There is an urgent need for more significant investment in trauma research in Malawi all along the spectrum of trauma care from prevention through rehabilitation.  This includes descriptive epidemiological research that aims to understand the burden of injuries and associated disability and mortality in Malawi as well as clinical and economic research to test the most effective strategies for reducing the burden from injuries and improving the clinical care and outcomes trauma patients.  A national trauma research action plan and funding designated for this initiative will provide guidance and resource for research teams.

Concluding remarks

Although the Ministry of Health has a key role to play in injury prevention and improved trauma care, there is need for the involvement of leaders from many sectors, including education, transport, nongovernmental organisations, academia, and others. Collaboration among these stakeholders will ensure that plans to reduce the burden of injuries and improve trauma care in Malawi are translated into action.
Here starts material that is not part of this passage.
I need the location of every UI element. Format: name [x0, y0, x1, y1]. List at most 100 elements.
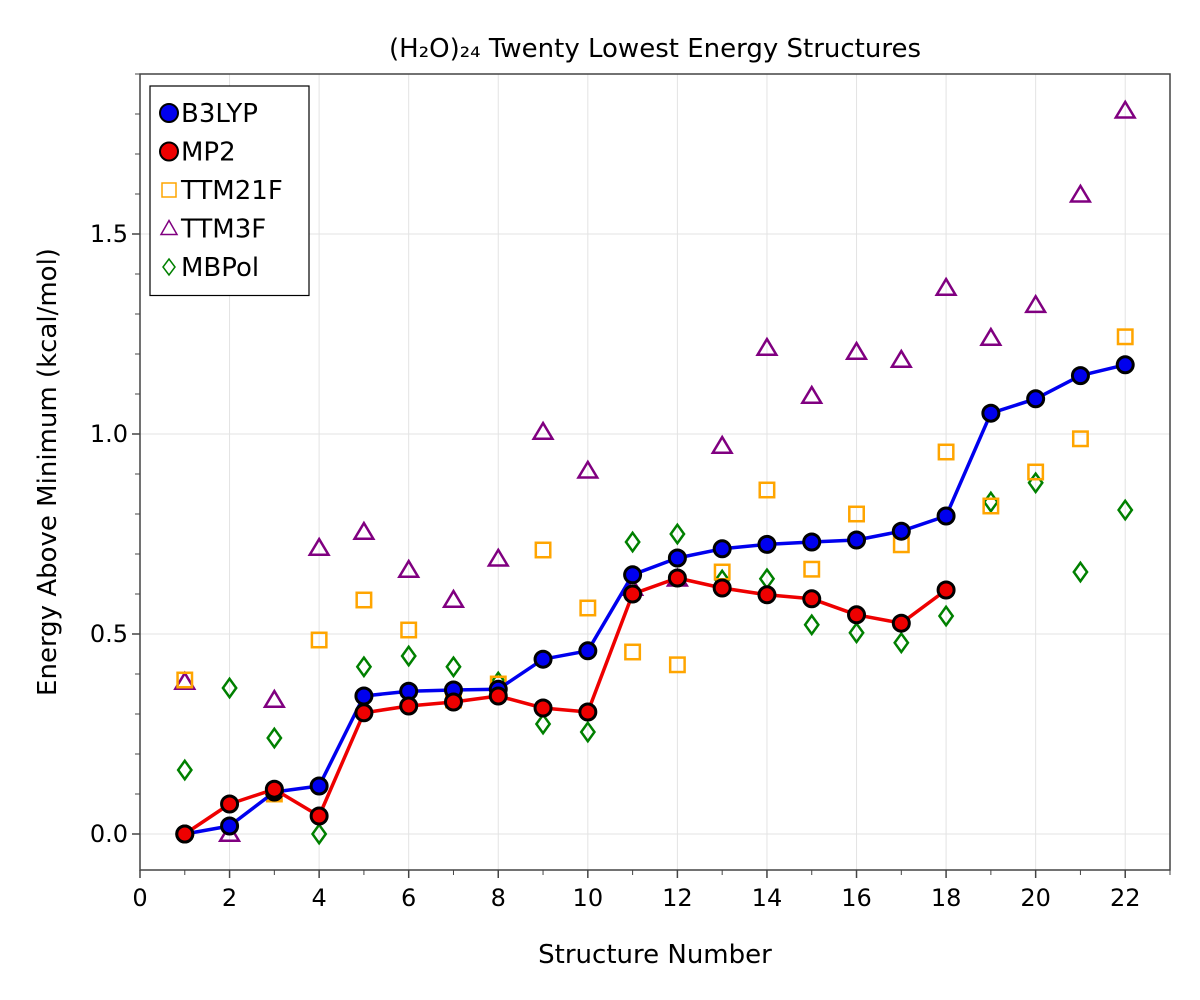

The establishment of a lead agency to oversee the development of an inclusive trauma system is important, but the success of such a programme will require the support of clinicians and other leaders in the health sector. The plans needs to include all types of healthcare facilities and the full spectrum of care from the prehospital phase through hospitalisation and rehabilitation. The serious limitations in trauma care in Malawi have resulted in the loss of many lives and caused a lot of disability. This is not acceptable as Malawi develops. It is time for national action to reduce injuries. All members of the Medical Association of Malawi and others who work in the health sector are called upon to take part in making injury prevention and improved trauma care a reality.

Competing interests

All authors declare that they have no competing interests related to this work.